Hígado con cebolla sobre una cama de polenta
No sé cómo serán los demás, pero a mí, en cuanto escucho la palabra "mămăligă", me dan ganas de ponerme a cocinar de inmediato, así, por instinto, y hacer algo para ponerle encima. Me pasó la semana pasada cuando vi a alguien publicar algo sobre una mămăligă dorada y humeante, y no pude dejar de pensar en ello. Hice hígados con cebolla, como los hacía mi abuela, aunque yo suelo cambiar algunas cositas a mi manera. La primera vez los quemé porque estaba viendo un video y me olvidé de que estaban al fuego. ¡No hagas como yo! Una vez los hice demasiado secos, otra vez le puse demasiado vino y salieron amargos, así que ahora he encontrado una variante que, para mí, funciona muy bien. No es nada complicado, pero tampoco sale igual si te saltas algún paso o apresuras algo. Ah, y no puedo olvidar que mi primer parmesano en la mămăligă fue un poco excesivo y se convirtió en queso fundido, ¡parecía más bien un queso con polenta! Desde entonces, lo pongo con más cuidado...
Déjame decirte rápidamente, para que sepas si te animas o no: me salen unas 2 porciones grandes, es decir, suficiente para quedar saciado, o 3 más pequeñas si no hay mucha hambre. Tiempo en el reloj: incluyendo la cocción de la mămăligă, un máximo de 40 minutos, si no te pones a limpiar la cocina entre tanto. Dificultad: sinceramente, un poco de principiante a intermedio, es decir, no necesitas habilidades de chef, solo paciencia para mezclar, porque la mămăligă se quema rápido si no le prestas atención.
Sigo volviendo a esta combinación porque es justo el tipo de comida que no requiere ingredientes pretenciosos, pero te recompensa con algo sabroso y sustancioso. Es buena también después de un día duro, cuando ya no tienes ganas de inventar otra cosa, y va bien si tienes invitados de esos de confianza que aprecian un sabor clásico. La cebolla y el vino cambian por completo el sabor de los hígados, no se comparan con los simples, y la mămăligă con parmesano es como un pequeño capricho — no es algo que se haga todos los días, pero cuando lo haces, sientes que has trabajado más de lo que realmente has hecho.

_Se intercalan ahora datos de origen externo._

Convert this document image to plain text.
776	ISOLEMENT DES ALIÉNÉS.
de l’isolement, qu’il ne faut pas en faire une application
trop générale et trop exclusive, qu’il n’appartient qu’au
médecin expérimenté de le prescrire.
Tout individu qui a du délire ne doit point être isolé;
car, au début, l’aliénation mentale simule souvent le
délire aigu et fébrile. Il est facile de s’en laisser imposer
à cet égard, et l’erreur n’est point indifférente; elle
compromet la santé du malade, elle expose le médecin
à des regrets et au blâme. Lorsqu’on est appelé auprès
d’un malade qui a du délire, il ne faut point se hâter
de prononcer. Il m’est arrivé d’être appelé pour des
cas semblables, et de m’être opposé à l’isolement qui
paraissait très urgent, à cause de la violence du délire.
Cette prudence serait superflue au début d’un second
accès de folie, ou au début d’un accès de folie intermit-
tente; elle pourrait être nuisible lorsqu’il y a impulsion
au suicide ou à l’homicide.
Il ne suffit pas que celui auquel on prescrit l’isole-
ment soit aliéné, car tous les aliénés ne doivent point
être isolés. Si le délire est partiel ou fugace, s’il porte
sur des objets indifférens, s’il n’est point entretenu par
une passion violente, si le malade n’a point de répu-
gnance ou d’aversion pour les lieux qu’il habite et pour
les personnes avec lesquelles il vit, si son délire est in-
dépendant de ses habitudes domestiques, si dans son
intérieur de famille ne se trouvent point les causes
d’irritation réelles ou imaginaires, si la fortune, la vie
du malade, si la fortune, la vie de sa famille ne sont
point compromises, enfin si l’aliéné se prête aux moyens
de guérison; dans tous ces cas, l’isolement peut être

1. Primero me encargaré de los hígados. No son nada exigentes, pero necesitan un poco de atención al principio. Los saco de la caja/recipiente y los enjuago rápidamente con agua fría. No los dejes en remojo, porque pierden su textura. Los seco con papel, insisto en esto. Si ves alguna piel o trozos de grasa extraños, los corto con un cuchillo afilado. Algunos los dejan enteros, yo prefiero cortarlos por la mitad para que se cocinen más uniformemente.
2. La cebolla — dos grandes, preferiblemente rojas, pero también sirven las amarillas. La pelo y la corto como puedo: a veces en rodajas, otras en cubos. Sinceramente, no he notado mucha diferencia, pero parece que las rodajas se ven mejor al final, si quieres que tenga un aspecto más rústico.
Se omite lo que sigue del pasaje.